Il 29 maggio 1953, Edmund Hillary e Tenzing Norgay raggiunsero la vetta dell’Everest, segnando un momento storico nell’alpinismo.
Settant’anni fa, alle 11:30 ora locale in Nepal, il neozelandese Edmund Hillary e il nepalese Tenzing Norgay Sherpa conquistarono la montagna più alta del mondo, l’Everest, con i suoi 8.848 metri di altezza. La spedizione, meticolosamente organizzata dal Joint Himalayan Committee di Londra, aveva anche motivazioni politiche: il Regno Unito voleva vantarsi di essere il primo a raggiungere il “tetto del mondo”.

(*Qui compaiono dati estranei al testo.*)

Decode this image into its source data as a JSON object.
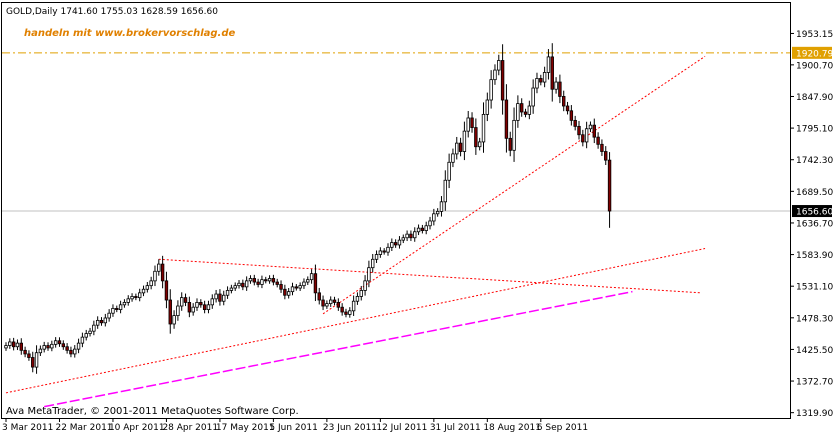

Hillary e Norgay: la strategia della spedizione
Sotto il comando del colonnello John Hunt, la spedizione scelse di affrontare l’Everest dal versante sud, dato che il lato nord era chiuso per questioni politiche. Gli alpinisti stabilirono il campo per l’assalto finale alla vetta a circa 7.000 metri di altitudine. Hunt decise che i tentativi di raggiungere la cima sarebbero stati effettuati da due alpinisti alla volta. Il primo tentativo, compiuto il 26 maggio, fallì, ma il secondo, tentato tre giorni dopo, fu un successo.
Verso le 11:30 del 29 maggio, Hillary e Norgay raggiunsero il vertice. Hillary arrivò qualche secondo prima, poiché stava battendo traccia, ma entrambi condivisero il trionfo. In segno di gratitudine, Hillary pose una croce nella neve, mentre Norgay offrì biscotti e cioccolato agli dei. Rimasero sulla cima per un quarto d’ora, celebrando un traguardo che fino a pochi decenni prima sembrava impossibile.
Edmund Hillary morì all’età di 88 anni l’11 gennaio 2008, mentre Tenzing Norgay spirò nel 1986 a 72 anni. La loro conquista dell’Everest non fu solo un trionfo personale, ma rappresentò il culmine di decenni di esplorazione, preparazione, sacrificio e lotta contro i limiti fisici e mentali.